Prove that for all sets $$A$$ and $$B$$ in $$(S, \rho)$$ and each $$p \in S$$
$\rho(A, B) \leq \rho(A, p)+\rho(p, B).$
Disprove
$\rho(A, B)<\rho(A, p)+\rho(p, B)$
by an example.

Exercise $$\PageIndex{9}$$

Find $$\sup x_{n}, \inf x_{n}, \max x_{n},$$ and $$\min x_{n}$$ (if any) for sequences with general term
(a) $$n$$;
(b) $$(-1)^{n}\left(2-2^{2-n}\right)$$;
(c) $$1-\frac{2}{n}$$;
(d) $$\frac{n(n-1)}{(n+2)^{2}}$$.
Which are bounded in $$E^{1} ?$$

Exercise $$\PageIndex{10}$$

Prove the following about lines and line segments.
(i) Show that any line segment in $$E^{n}$$ is a bounded set, but the entire line is not.
(ii) Prove that the diameter of $$L(\overline{a}, \overline{b})$$ and of $$(\overline{a}, \overline{b})$$ equals $$\rho(\overline{a}, \overline{b})$$.

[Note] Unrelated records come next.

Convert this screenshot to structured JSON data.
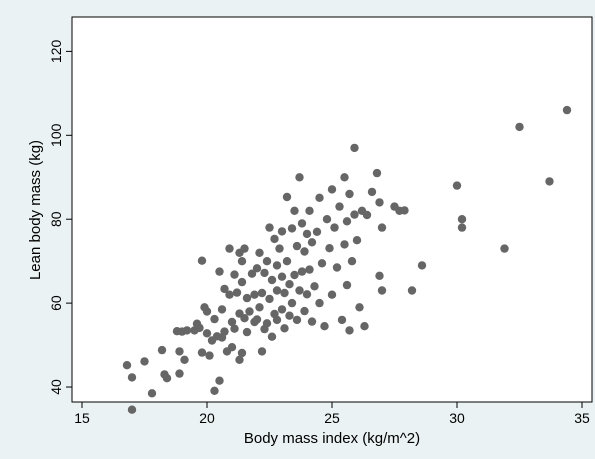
{
  "chart_data": {
    "type": "scatter",
    "xlabel": "Body mass index (kg/m^2)",
    "ylabel": "Lean body mass (kg)",
    "xlim": [
      15,
      35
    ],
    "ylim": [
      35,
      122
    ],
    "xticks": [
      15,
      20,
      25,
      30,
      35
    ],
    "yticks": [
      40,
      60,
      80,
      100,
      120
    ],
    "grid": false,
    "colors": {
      "background": "#eaf2f3",
      "plot_area": "#ffffff",
      "marker": "#666666",
      "axis": "#000000"
    },
    "points": [
      [
        16.8,
        45.2
      ],
      [
        17.0,
        42.3
      ],
      [
        17.0,
        34.6
      ],
      [
        17.5,
        46.1
      ],
      [
        17.8,
        38.5
      ],
      [
        18.2,
        48.8
      ],
      [
        18.3,
        43.0
      ],
      [
        18.4,
        42.1
      ],
      [
        18.8,
        53.3
      ],
      [
        18.9,
        43.2
      ],
      [
        18.9,
        48.5
      ],
      [
        19.0,
        53.2
      ],
      [
        19.1,
        46.5
      ],
      [
        19.2,
        53.5
      ],
      [
        19.5,
        53.5
      ],
      [
        19.6,
        55.1
      ],
      [
        19.7,
        54.1
      ],
      [
        19.8,
        70.1
      ],
      [
        19.8,
        48.2
      ],
      [
        19.9,
        59.0
      ],
      [
        20.0,
        52.8
      ],
      [
        20.0,
        58.0
      ],
      [
        20.1,
        47.5
      ],
      [
        20.2,
        51.1
      ],
      [
        20.3,
        56.2
      ],
      [
        20.3,
        39.1
      ],
      [
        20.4,
        52.1
      ],
      [
        20.5,
        67.5
      ],
      [
        20.5,
        41.5
      ],
      [
        20.6,
        51.8
      ],
      [
        20.6,
        58.5
      ],
      [
        20.7,
        53.2
      ],
      [
        20.7,
        63.4
      ],
      [
        20.8,
        48.5
      ],
      [
        20.9,
        73.0
      ],
      [
        20.9,
        62.0
      ],
      [
        21.0,
        55.5
      ],
      [
        21.0,
        49.5
      ],
      [
        21.1,
        53.9
      ],
      [
        21.1,
        66.8
      ],
      [
        21.2,
        62.5
      ],
      [
        21.3,
        72.0
      ],
      [
        21.3,
        57.5
      ],
      [
        21.3,
        46.5
      ],
      [
        21.4,
        48.1
      ],
      [
        21.4,
        65.0
      ],
      [
        21.4,
        70.0
      ],
      [
        21.5,
        56.4
      ],
      [
        21.5,
        73.0
      ],
      [
        21.6,
        61.2
      ],
      [
        21.6,
        53.1
      ],
      [
        21.7,
        58.0
      ],
      [
        21.8,
        67.0
      ],
      [
        21.9,
        62.0
      ],
      [
        21.9,
        55.5
      ],
      [
        22.0,
        68.3
      ],
      [
        22.0,
        56.1
      ],
      [
        22.1,
        72.0
      ],
      [
        22.1,
        59.0
      ],
      [
        22.2,
        48.5
      ],
      [
        22.2,
        62.4
      ],
      [
        22.3,
        53.8
      ],
      [
        22.3,
        67.2
      ],
      [
        22.4,
        55.2
      ],
      [
        22.4,
        70.0
      ],
      [
        22.5,
        61.0
      ],
      [
        22.5,
        78.0
      ],
      [
        22.6,
        65.5
      ],
      [
        22.6,
        52.0
      ],
      [
        22.7,
        57.4
      ],
      [
        22.7,
        75.3
      ],
      [
        22.8,
        63.0
      ],
      [
        22.8,
        69.0
      ],
      [
        22.8,
        56.0
      ],
      [
        22.9,
        73.0
      ],
      [
        23.0,
        66.3
      ],
      [
        23.0,
        58.5
      ],
      [
        23.0,
        77.1
      ],
      [
        23.1,
        54.0
      ],
      [
        23.1,
        62.4
      ],
      [
        23.2,
        85.3
      ],
      [
        23.2,
        70.0
      ],
      [
        23.3,
        57.0
      ],
      [
        23.3,
        64.5
      ],
      [
        23.4,
        77.8
      ],
      [
        23.4,
        60.0
      ],
      [
        23.5,
        66.7
      ],
      [
        23.5,
        82.0
      ],
      [
        23.6,
        56.0
      ],
      [
        23.6,
        73.6
      ],
      [
        23.7,
        90.0
      ],
      [
        23.7,
        63.0
      ],
      [
        23.8,
        67.5
      ],
      [
        23.8,
        79.0
      ],
      [
        23.9,
        58.1
      ],
      [
        23.9,
        72.3
      ],
      [
        24.0,
        76.5
      ],
      [
        24.0,
        62.1
      ],
      [
        24.1,
        82.0
      ],
      [
        24.1,
        68.0
      ],
      [
        24.2,
        55.6
      ],
      [
        24.2,
        74.5
      ],
      [
        24.3,
        64.0
      ],
      [
        24.4,
        77.0
      ],
      [
        24.5,
        60.0
      ],
      [
        24.5,
        85.1
      ],
      [
        24.6,
        69.5
      ],
      [
        24.7,
        54.5
      ],
      [
        24.8,
        80.0
      ],
      [
        24.9,
        73.1
      ],
      [
        25.0,
        87.1
      ],
      [
        25.0,
        62.0
      ],
      [
        25.1,
        78.0
      ],
      [
        25.2,
        68.5
      ],
      [
        25.3,
        83.0
      ],
      [
        25.4,
        56.0
      ],
      [
        25.5,
        74.0
      ],
      [
        25.5,
        90.0
      ],
      [
        25.6,
        79.5
      ],
      [
        25.6,
        64.3
      ],
      [
        25.7,
        86.0
      ],
      [
        25.7,
        53.5
      ],
      [
        25.8,
        70.0
      ],
      [
        25.9,
        81.1
      ],
      [
        25.9,
        97.0
      ],
      [
        26.0,
        75.0
      ],
      [
        26.1,
        59.0
      ],
      [
        26.2,
        82.0
      ],
      [
        26.3,
        54.5
      ],
      [
        26.4,
        81.0
      ],
      [
        26.6,
        86.5
      ],
      [
        26.8,
        91.0
      ],
      [
        26.9,
        84.0
      ],
      [
        26.9,
        66.5
      ],
      [
        27.0,
        63.0
      ],
      [
        27.0,
        78.0
      ],
      [
        27.5,
        83.0
      ],
      [
        27.7,
        82.0
      ],
      [
        27.9,
        82.1
      ],
      [
        28.2,
        63.0
      ],
      [
        28.6,
        69.0
      ],
      [
        30.0,
        88.0
      ],
      [
        30.2,
        80.0
      ],
      [
        30.2,
        78.0
      ],
      [
        31.9,
        73.0
      ],
      [
        32.5,
        102.0
      ],
      [
        33.7,
        89.0
      ],
      [
        34.4,
        106.0
      ]
    ]
  }
}
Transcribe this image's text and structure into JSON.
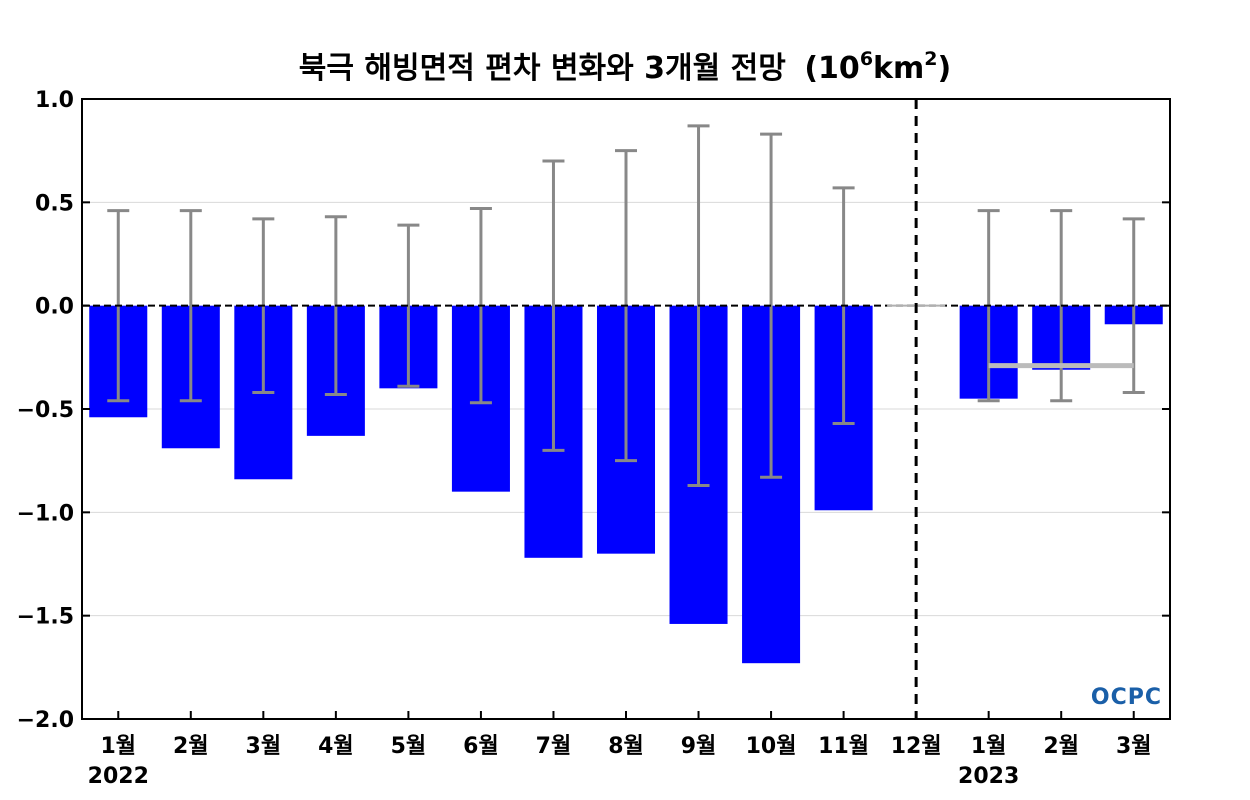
{
  "chart_data": {
    "type": "bar",
    "title": "북극 해빙면적 편차 변화와 3개월 전망",
    "title_unit": {
      "base": "(10",
      "exp1": "6",
      "mid": "km",
      "exp2": "2",
      "end": ")"
    },
    "categories": [
      "1월",
      "2월",
      "3월",
      "4월",
      "5월",
      "6월",
      "7월",
      "8월",
      "9월",
      "10월",
      "11월",
      "12월",
      "1월",
      "2월",
      "3월"
    ],
    "year_labels": [
      {
        "index": 0,
        "label": "2022"
      },
      {
        "index": 12,
        "label": "2023"
      }
    ],
    "values": [
      -0.54,
      -0.69,
      -0.84,
      -0.63,
      -0.4,
      -0.9,
      -1.22,
      -1.2,
      -1.54,
      -1.73,
      -0.99,
      0.0,
      -0.45,
      -0.31,
      -0.09
    ],
    "error_range": [
      0.46,
      0.46,
      0.42,
      0.43,
      0.39,
      0.47,
      0.7,
      0.75,
      0.87,
      0.83,
      0.57,
      null,
      0.46,
      0.46,
      0.42
    ],
    "forecast_mean": {
      "from_index": 12,
      "to_index": 14,
      "value": -0.29
    },
    "divider_after_index": 11,
    "ylim": [
      -2.0,
      1.0
    ],
    "yticks": [
      1.0,
      0.5,
      0.0,
      -0.5,
      -1.0,
      -1.5,
      -2.0
    ],
    "ytick_labels": [
      "1.0",
      "0.5",
      "0.0",
      "−0.5",
      "−1.0",
      "−1.5",
      "−2.0"
    ],
    "grid": true,
    "colors": {
      "bar": "#0000ff",
      "error": "#888888",
      "forecast_mean": "#bbbbbb",
      "zero_line": "#000000"
    },
    "logo": "OCPC"
  }
}
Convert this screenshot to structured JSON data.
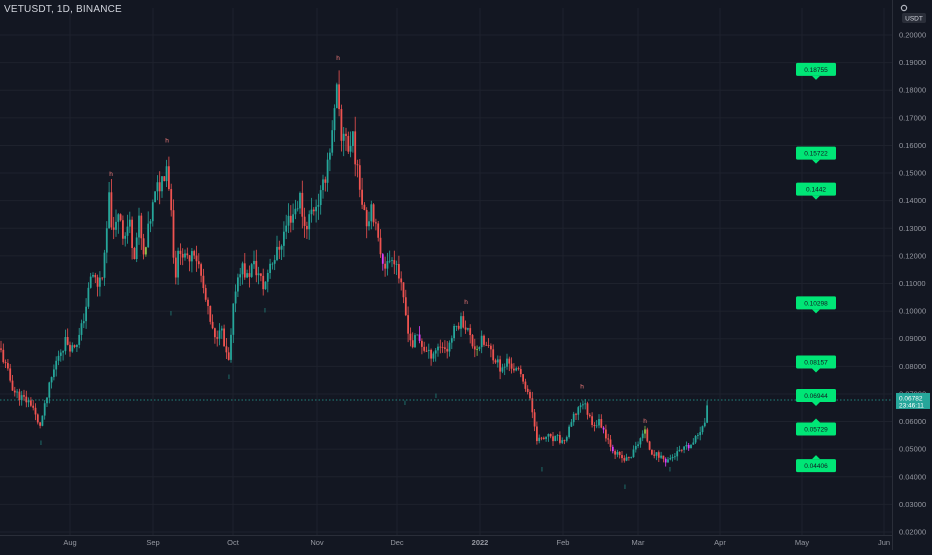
{
  "header": {
    "symbol_title": "VETUSDT, 1D, BINANCE",
    "currency_button": "USDT",
    "settings_icon": "gear-icon"
  },
  "colors": {
    "background": "#131722",
    "grid": "#1e222d",
    "up": "#26a69a",
    "down": "#ef5350",
    "up_highlight": "#8bc34a",
    "down_highlight": "#e040fb",
    "level_box": "#00e676",
    "axis_text": "#9598a1",
    "price_line": "#26a69a"
  },
  "last_price": {
    "value": "0.06782",
    "countdown": "23:46:11"
  },
  "chart_data": {
    "type": "candlestick",
    "title": "VETUSDT, 1D, BINANCE",
    "y_ticks": [
      "0.20000",
      "0.19000",
      "0.18000",
      "0.17000",
      "0.16000",
      "0.15000",
      "0.14000",
      "0.13000",
      "0.12000",
      "0.11000",
      "0.10000",
      "0.09000",
      "0.08000",
      "0.07000",
      "0.06000",
      "0.05000",
      "0.04000",
      "0.03000",
      "0.02000"
    ],
    "x_ticks": [
      "Aug",
      "Sep",
      "Oct",
      "Nov",
      "Dec",
      "2022",
      "Feb",
      "Mar",
      "Apr",
      "May",
      "Jun"
    ],
    "ylim": [
      0.0165,
      0.2035
    ],
    "grid": true,
    "series_path": [
      {
        "x": 0,
        "y": 0.0865
      },
      {
        "x": 6,
        "y": 0.0795
      },
      {
        "x": 14,
        "y": 0.071
      },
      {
        "x": 22,
        "y": 0.0685
      },
      {
        "x": 32,
        "y": 0.0665
      },
      {
        "x": 39,
        "y": 0.0575
      },
      {
        "x": 44,
        "y": 0.064
      },
      {
        "x": 50,
        "y": 0.0735
      },
      {
        "x": 58,
        "y": 0.084
      },
      {
        "x": 66,
        "y": 0.0895
      },
      {
        "x": 72,
        "y": 0.0865
      },
      {
        "x": 80,
        "y": 0.091
      },
      {
        "x": 86,
        "y": 0.102
      },
      {
        "x": 92,
        "y": 0.114
      },
      {
        "x": 98,
        "y": 0.109
      },
      {
        "x": 104,
        "y": 0.116
      },
      {
        "x": 109,
        "y": 0.14
      },
      {
        "x": 114,
        "y": 0.126
      },
      {
        "x": 119,
        "y": 0.138
      },
      {
        "x": 124,
        "y": 0.126
      },
      {
        "x": 129,
        "y": 0.133
      },
      {
        "x": 134,
        "y": 0.121
      },
      {
        "x": 139,
        "y": 0.132
      },
      {
        "x": 144,
        "y": 0.118
      },
      {
        "x": 150,
        "y": 0.133
      },
      {
        "x": 156,
        "y": 0.143
      },
      {
        "x": 162,
        "y": 0.148
      },
      {
        "x": 167,
        "y": 0.154
      },
      {
        "x": 171,
        "y": 0.138
      },
      {
        "x": 175,
        "y": 0.112
      },
      {
        "x": 180,
        "y": 0.124
      },
      {
        "x": 186,
        "y": 0.117
      },
      {
        "x": 193,
        "y": 0.124
      },
      {
        "x": 199,
        "y": 0.116
      },
      {
        "x": 205,
        "y": 0.105
      },
      {
        "x": 210,
        "y": 0.096
      },
      {
        "x": 215,
        "y": 0.089
      },
      {
        "x": 220,
        "y": 0.096
      },
      {
        "x": 225,
        "y": 0.085
      },
      {
        "x": 229,
        "y": 0.081
      },
      {
        "x": 235,
        "y": 0.108
      },
      {
        "x": 241,
        "y": 0.117
      },
      {
        "x": 247,
        "y": 0.112
      },
      {
        "x": 253,
        "y": 0.117
      },
      {
        "x": 259,
        "y": 0.113
      },
      {
        "x": 264,
        "y": 0.108
      },
      {
        "x": 270,
        "y": 0.118
      },
      {
        "x": 276,
        "y": 0.12
      },
      {
        "x": 282,
        "y": 0.126
      },
      {
        "x": 288,
        "y": 0.133
      },
      {
        "x": 294,
        "y": 0.136
      },
      {
        "x": 300,
        "y": 0.141
      },
      {
        "x": 305,
        "y": 0.13
      },
      {
        "x": 310,
        "y": 0.135
      },
      {
        "x": 316,
        "y": 0.139
      },
      {
        "x": 322,
        "y": 0.142
      },
      {
        "x": 328,
        "y": 0.156
      },
      {
        "x": 333,
        "y": 0.165
      },
      {
        "x": 337,
        "y": 0.18
      },
      {
        "x": 341,
        "y": 0.16
      },
      {
        "x": 345,
        "y": 0.168
      },
      {
        "x": 349,
        "y": 0.156
      },
      {
        "x": 353,
        "y": 0.165
      },
      {
        "x": 357,
        "y": 0.15
      },
      {
        "x": 362,
        "y": 0.142
      },
      {
        "x": 367,
        "y": 0.132
      },
      {
        "x": 372,
        "y": 0.14
      },
      {
        "x": 377,
        "y": 0.126
      },
      {
        "x": 382,
        "y": 0.12
      },
      {
        "x": 387,
        "y": 0.116
      },
      {
        "x": 392,
        "y": 0.121
      },
      {
        "x": 397,
        "y": 0.117
      },
      {
        "x": 402,
        "y": 0.106
      },
      {
        "x": 407,
        "y": 0.096
      },
      {
        "x": 412,
        "y": 0.087
      },
      {
        "x": 417,
        "y": 0.091
      },
      {
        "x": 423,
        "y": 0.087
      },
      {
        "x": 429,
        "y": 0.084
      },
      {
        "x": 435,
        "y": 0.086
      },
      {
        "x": 441,
        "y": 0.088
      },
      {
        "x": 447,
        "y": 0.086
      },
      {
        "x": 452,
        "y": 0.091
      },
      {
        "x": 457,
        "y": 0.095
      },
      {
        "x": 462,
        "y": 0.097
      },
      {
        "x": 467,
        "y": 0.094
      },
      {
        "x": 472,
        "y": 0.088
      },
      {
        "x": 477,
        "y": 0.087
      },
      {
        "x": 482,
        "y": 0.089
      },
      {
        "x": 487,
        "y": 0.087
      },
      {
        "x": 492,
        "y": 0.085
      },
      {
        "x": 497,
        "y": 0.082
      },
      {
        "x": 502,
        "y": 0.078
      },
      {
        "x": 507,
        "y": 0.082
      },
      {
        "x": 512,
        "y": 0.08
      },
      {
        "x": 517,
        "y": 0.078
      },
      {
        "x": 522,
        "y": 0.076
      },
      {
        "x": 527,
        "y": 0.072
      },
      {
        "x": 532,
        "y": 0.064
      },
      {
        "x": 537,
        "y": 0.054
      },
      {
        "x": 542,
        "y": 0.053
      },
      {
        "x": 547,
        "y": 0.055
      },
      {
        "x": 552,
        "y": 0.053
      },
      {
        "x": 557,
        "y": 0.054
      },
      {
        "x": 562,
        "y": 0.0525
      },
      {
        "x": 567,
        "y": 0.0545
      },
      {
        "x": 572,
        "y": 0.06
      },
      {
        "x": 577,
        "y": 0.064
      },
      {
        "x": 582,
        "y": 0.0675
      },
      {
        "x": 586,
        "y": 0.065
      },
      {
        "x": 590,
        "y": 0.061
      },
      {
        "x": 595,
        "y": 0.059
      },
      {
        "x": 600,
        "y": 0.06
      },
      {
        "x": 605,
        "y": 0.056
      },
      {
        "x": 610,
        "y": 0.052
      },
      {
        "x": 615,
        "y": 0.049
      },
      {
        "x": 620,
        "y": 0.047
      },
      {
        "x": 625,
        "y": 0.046
      },
      {
        "x": 630,
        "y": 0.047
      },
      {
        "x": 635,
        "y": 0.05
      },
      {
        "x": 640,
        "y": 0.054
      },
      {
        "x": 645,
        "y": 0.056
      },
      {
        "x": 650,
        "y": 0.05
      },
      {
        "x": 655,
        "y": 0.048
      },
      {
        "x": 660,
        "y": 0.0475
      },
      {
        "x": 665,
        "y": 0.046
      },
      {
        "x": 670,
        "y": 0.0465
      },
      {
        "x": 675,
        "y": 0.048
      },
      {
        "x": 680,
        "y": 0.049
      },
      {
        "x": 685,
        "y": 0.05
      },
      {
        "x": 690,
        "y": 0.051
      },
      {
        "x": 695,
        "y": 0.053
      },
      {
        "x": 700,
        "y": 0.057
      },
      {
        "x": 705,
        "y": 0.061
      },
      {
        "x": 708,
        "y": 0.06782
      }
    ],
    "h_markers": [
      {
        "x": 111,
        "y": 0.149
      },
      {
        "x": 167,
        "y": 0.161
      },
      {
        "x": 338,
        "y": 0.191
      },
      {
        "x": 466,
        "y": 0.1025
      },
      {
        "x": 582,
        "y": 0.072
      },
      {
        "x": 645,
        "y": 0.0595
      }
    ],
    "l_markers": [
      {
        "x": 41,
        "y": 0.0515
      },
      {
        "x": 171,
        "y": 0.0985
      },
      {
        "x": 229,
        "y": 0.0755
      },
      {
        "x": 265,
        "y": 0.0995
      },
      {
        "x": 405,
        "y": 0.066
      },
      {
        "x": 436,
        "y": 0.0685
      },
      {
        "x": 542,
        "y": 0.042
      },
      {
        "x": 625,
        "y": 0.0355
      },
      {
        "x": 670,
        "y": 0.042
      }
    ],
    "levels": [
      {
        "label": "0.18755",
        "value": 0.18755,
        "arrow": "down"
      },
      {
        "label": "0.15722",
        "value": 0.15722,
        "arrow": "down"
      },
      {
        "label": "0.1442",
        "value": 0.1442,
        "arrow": "down"
      },
      {
        "label": "0.10298",
        "value": 0.10298,
        "arrow": "down"
      },
      {
        "label": "0.08157",
        "value": 0.08157,
        "arrow": "down"
      },
      {
        "label": "0.06944",
        "value": 0.06944,
        "arrow": "down"
      },
      {
        "label": "0.05729",
        "value": 0.05729,
        "arrow": "up"
      },
      {
        "label": "0.04406",
        "value": 0.04406,
        "arrow": "up"
      }
    ]
  }
}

Exercise $$\PageIndex{11}$$

Let $$f : E^{1} \rightarrow E^{1}$$ be given by
$f(x)=\frac{1}{x} \text { if } x \neq 0, \text { and } f(0)=0.$
Show that $$f$$ is bounded on an interval $$[a, b]$$ iff 0$$\notin[a, b] .$$ Is $$f$$ bounded on $$(0,1) ?$$

Exercise $$\PageIndex{12}$$

Prove the following:
(a) If $$A \subseteq B \subseteq(S, \rho),$$ then $$d A \leq d B$$.
(b) $$d A=0$$ iff $$A$$ contains at most one point.
(c) If $$A \cap B \neq \emptyset$$ , then
$d(A \cup B) \leq d A+d B.$
Show by an example that this may fail if $$A \cap B=\emptyset$$.